To do justice to this ideal, Mérida felt that he needed "to study again the intimate mechanism of painting at its roots."3 So he left for Paris. There he discovered Surrealism, which offered an escape from the folkloric and social realism that dominated Mexican painting. He seized on the Surrealist idea that the desire to traverse the subconscious was universal, transcending time and geography. He then set to work, intent on creating an imaginary world, filled with Mayan motifs and lore. 

indigenismo

        |ĩn̪.di.xe.ˈnis̬.mo|

 
 

The Architect, 1935
Pencil on paper, 56 x 44 cms.
Courtesy of the Galería Arvil, Mexico City

Portrait of a Soul, 1934
Pencil on paper, 60 x 50 cms.
Courtesy of the Galería Arvil, Mexico City

 
 

While reflecting on his return to Paris during 1927-1929, Mérida said,"My work underwent a profound transformation. The problem was the same, but the answer was different. The sense of abstraction I inherited from the Mayas took shape in me with clarity and precision."4

Mérida was increasingly drawn to the work of Wassily Kandinsky, a pioneer of expressionistic abstraction. At this time, Kandinsky's art emphasized geometric elements—specifically circles, half-circles, straight lines, angles, and triangles. By the mid-1930s, nearly all of Mérida's abstract works incorporated these lines and shapes.

mestizaje

         |mɛs.ti.ˈsa.xe|

Mérida saw abstraction as a means to represent his Mayan heritage in a modernist, rather than in a literal, manner. Therefore, unlike Kandinsky, Mérida continued to include recognizable forms from nature in his art. Since birds had god-like status in Maya legends, vaguely avian shapes frequently appeared in his works. Outlines of human faces were also a common motif; these profiles had the elongated foreheads of figures in ancient Mayan murals.

Transparency of Memory, or Dawn, 1936
Watercolor, 60 x 45 cms.
Courtesy of the Galería Arvil, Mexico City

 
 
The most profound but poetic testimony we possess about the divine word of our grandfathers, the creators of the highest ancient civilization in the New World.
— Carlos Mérida, introduction to Estampas Del Popol-Vuh

This series of ten lithographs depicts scenes from Popul-Vuh, a Mayan-Quiché epic.  It tells the story of the creation of the world, the subsequent victory of the heroic twins Hunahpu and Xbalanque over an evil demon, and the birth of mankind. By depicting this legend, Mérida fused his Mayan heritage with Surrealist subject matter. Myths were idealized by European Surrealists, who believed that these stories enabled "primitive" people to reject rationality in favor of their primordial intuitions.

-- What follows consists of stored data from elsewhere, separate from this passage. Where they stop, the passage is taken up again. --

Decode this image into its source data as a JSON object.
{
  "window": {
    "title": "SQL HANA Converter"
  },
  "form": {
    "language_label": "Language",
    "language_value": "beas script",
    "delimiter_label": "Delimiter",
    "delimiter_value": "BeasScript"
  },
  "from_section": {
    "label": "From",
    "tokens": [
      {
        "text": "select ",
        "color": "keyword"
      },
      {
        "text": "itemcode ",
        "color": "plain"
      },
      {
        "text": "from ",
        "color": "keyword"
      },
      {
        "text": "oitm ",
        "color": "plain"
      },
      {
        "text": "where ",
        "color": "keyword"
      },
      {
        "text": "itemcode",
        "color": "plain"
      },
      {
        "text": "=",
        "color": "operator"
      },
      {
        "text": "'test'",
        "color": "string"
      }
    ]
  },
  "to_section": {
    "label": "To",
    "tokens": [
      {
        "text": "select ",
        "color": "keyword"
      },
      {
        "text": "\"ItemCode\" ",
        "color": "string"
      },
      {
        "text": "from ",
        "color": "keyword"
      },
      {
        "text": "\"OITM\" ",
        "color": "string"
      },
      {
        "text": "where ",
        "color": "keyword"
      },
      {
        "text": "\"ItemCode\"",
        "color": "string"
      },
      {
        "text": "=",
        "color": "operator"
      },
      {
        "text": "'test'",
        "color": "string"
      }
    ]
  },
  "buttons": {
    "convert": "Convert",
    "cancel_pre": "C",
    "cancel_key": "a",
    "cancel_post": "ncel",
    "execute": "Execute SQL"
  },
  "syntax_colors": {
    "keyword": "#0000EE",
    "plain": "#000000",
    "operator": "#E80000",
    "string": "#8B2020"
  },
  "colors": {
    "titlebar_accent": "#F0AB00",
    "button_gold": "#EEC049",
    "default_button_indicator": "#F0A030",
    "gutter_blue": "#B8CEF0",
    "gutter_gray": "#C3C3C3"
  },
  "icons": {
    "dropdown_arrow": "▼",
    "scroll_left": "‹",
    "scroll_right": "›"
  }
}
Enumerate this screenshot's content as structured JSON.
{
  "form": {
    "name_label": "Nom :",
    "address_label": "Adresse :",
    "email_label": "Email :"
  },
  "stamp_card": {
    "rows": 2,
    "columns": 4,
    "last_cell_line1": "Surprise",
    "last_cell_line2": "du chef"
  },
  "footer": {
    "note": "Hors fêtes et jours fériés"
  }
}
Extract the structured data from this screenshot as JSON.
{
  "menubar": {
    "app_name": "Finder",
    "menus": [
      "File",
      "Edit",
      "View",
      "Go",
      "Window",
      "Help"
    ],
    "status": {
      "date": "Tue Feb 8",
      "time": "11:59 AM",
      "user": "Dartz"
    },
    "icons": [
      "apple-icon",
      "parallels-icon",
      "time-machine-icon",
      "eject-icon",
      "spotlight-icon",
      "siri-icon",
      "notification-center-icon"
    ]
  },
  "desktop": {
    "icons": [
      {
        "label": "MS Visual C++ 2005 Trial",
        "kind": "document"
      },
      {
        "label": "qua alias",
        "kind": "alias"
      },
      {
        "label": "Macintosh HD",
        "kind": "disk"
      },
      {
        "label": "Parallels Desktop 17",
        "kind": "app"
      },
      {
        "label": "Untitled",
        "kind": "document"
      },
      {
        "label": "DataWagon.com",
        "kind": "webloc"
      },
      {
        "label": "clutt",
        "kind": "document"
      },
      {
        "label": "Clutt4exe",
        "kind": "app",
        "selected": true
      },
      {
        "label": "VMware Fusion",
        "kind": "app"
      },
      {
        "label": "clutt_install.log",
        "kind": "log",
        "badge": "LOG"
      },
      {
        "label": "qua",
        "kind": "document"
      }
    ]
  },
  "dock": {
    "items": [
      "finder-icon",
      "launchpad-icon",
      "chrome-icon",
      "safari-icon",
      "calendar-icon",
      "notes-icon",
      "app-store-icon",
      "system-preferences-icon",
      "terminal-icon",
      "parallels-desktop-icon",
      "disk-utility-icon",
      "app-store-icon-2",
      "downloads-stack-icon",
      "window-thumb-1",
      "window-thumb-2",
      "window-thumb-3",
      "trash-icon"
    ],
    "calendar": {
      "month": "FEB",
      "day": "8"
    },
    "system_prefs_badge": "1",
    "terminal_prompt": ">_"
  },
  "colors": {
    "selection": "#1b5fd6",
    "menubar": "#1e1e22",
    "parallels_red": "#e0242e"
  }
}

This series of lithographs, however, makes a compelling anti-colonialist statement. The Popol-Vuh narrative had been passed along via storytelling for centuries. After the Spanish Conquest, it was transcribed when the Catholic Church began its crusade to eradicate traditional Mayan beliefs. In light of this history, Mérida insisted that the images were "free poetic versions of mythological wonders,"5 not illustrations.

Mérida’s emphasis on poetry suggested that Europeans had failed to crush the glory of the Mayan epic. By choosing the lithograph as his medium—from which many prints could be made—he implied that Mayan culture would have a popular renaissance in Latin America.